Created attachment 616807 [details] [diff] [review]
test patch 1: convert 2KB arenas to 4KB
This patch converts all the NSS arenas that use 2KB chunks to use 4KB chunks. It does likewise with nsPersistentProperties.
Created attachment 616808 [details] [diff] [review]
test patch 2: convert 1KB arenas to 4KB
This patch converts all the NSS arenas that use 1KB chunks to use 4KB chunks.
I was pretty wrong about how jemalloc handles 512b, 1kb, and 2kb allocations. Here's my updated understanding, with the proviso that I reserve the right to re-understand this again later.
We allocate 512-2kb allocs out of "runs" of size 8 pages (32kb). One run contains allocations from exactly one size class (i.e., 512b, 1kb, or 2kb).

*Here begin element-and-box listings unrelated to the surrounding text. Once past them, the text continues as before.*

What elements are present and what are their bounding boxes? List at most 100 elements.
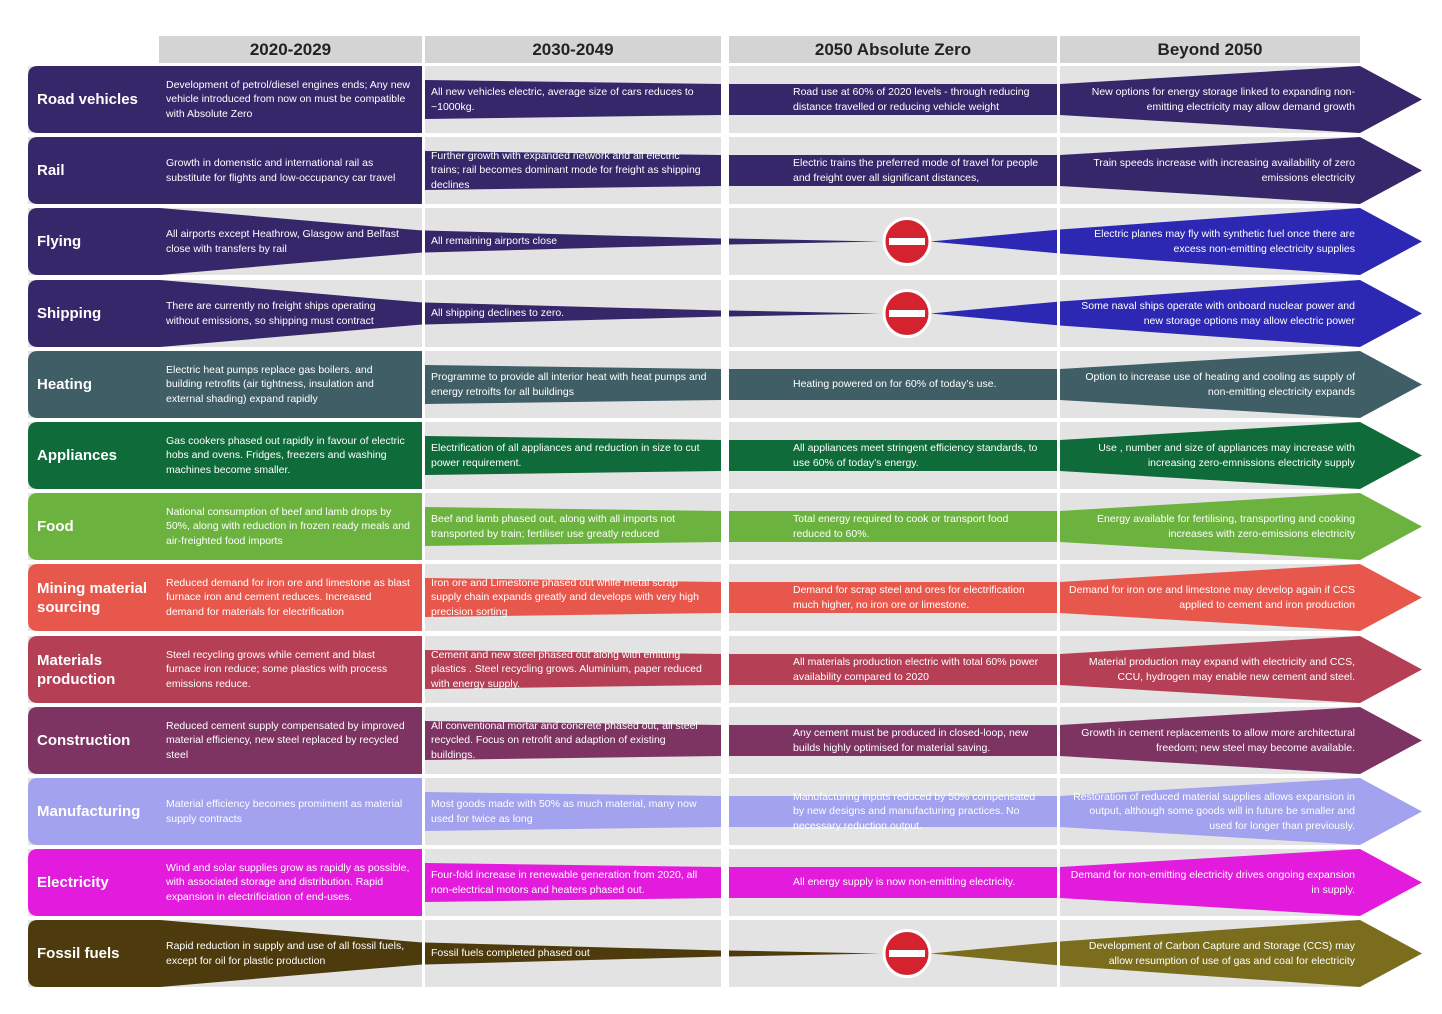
cell-beyond-2050: Use , number and size of appliances may … <box>1068 422 1355 489</box>
cell-2020-2029: Growth in domenstic and international ra… <box>166 137 411 204</box>
cell-text: National consumption of beef and lamb dr… <box>166 505 410 547</box>
cell-text: Demand for non-emitting electricity driv… <box>1070 869 1355 896</box>
row-bar-graphic <box>28 66 1422 133</box>
cell-text: Growth in domenstic and international ra… <box>166 157 396 184</box>
cell-text: Electric planes may fly with synthetic f… <box>1094 228 1355 255</box>
phase-2030-band <box>425 507 721 546</box>
phase-2050-band <box>729 511 1057 542</box>
cell-2050: Manufacturing inputs reduced by 50% comp… <box>793 778 1048 845</box>
row-bar-graphic <box>28 564 1422 631</box>
row-label: Rail <box>37 162 65 179</box>
cell-text: Rapid reduction in supply and use of all… <box>166 940 405 967</box>
cell-text: All materials production electric with t… <box>793 656 1039 683</box>
row-bar-graphic <box>28 422 1422 489</box>
row-label: Flying <box>37 233 82 250</box>
cell-text: Gas cookers phased out rapidly in favour… <box>166 434 405 476</box>
cell-text: Energy available for fertilising, transp… <box>1097 513 1355 540</box>
cell-text: Cement and new steel phased out along wi… <box>431 648 702 690</box>
cell-2050: Electric trains the preferred mode of tr… <box>793 137 1048 204</box>
cell-2050: All materials production electric with t… <box>793 636 1048 703</box>
phase-2030-band <box>425 792 721 831</box>
cell-2030-2049: Electrification of all appliances and re… <box>431 422 711 489</box>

There's some bookkeeping at the beginning of the run. Because the runs are 8 pages, not 8 pages plus epsilon, the bookkeeping takes up the space we might otherwise use to store one object. So our 32kb run can store only 15 2kb allocs, 31 1kb allocs, or 63 512b allocs.
Afaict, we never madvise/decommit part of a run.
I don't see a technical limitation against madvising/decommitting part of a run. It might be slow, both to madvise/decommit and to page-fault in / recommit.
Created attachment 616889 [details] [diff] [review]
Test patch 3: Consider 1k and 2k allocations as "large"
John, would you mind running this patch through AWSY?
Comment on attachment 616889 [details] [diff] [review]
Test patch 3: Consider 1k and 2k allocations as "large"
Actually, I have no idea how my browser even stood up with this patch. There's no way it'll work. The smallest allowable "large" allocation is 1 page.
I talked with jlebar; this bug is serving no useful purpose at this point.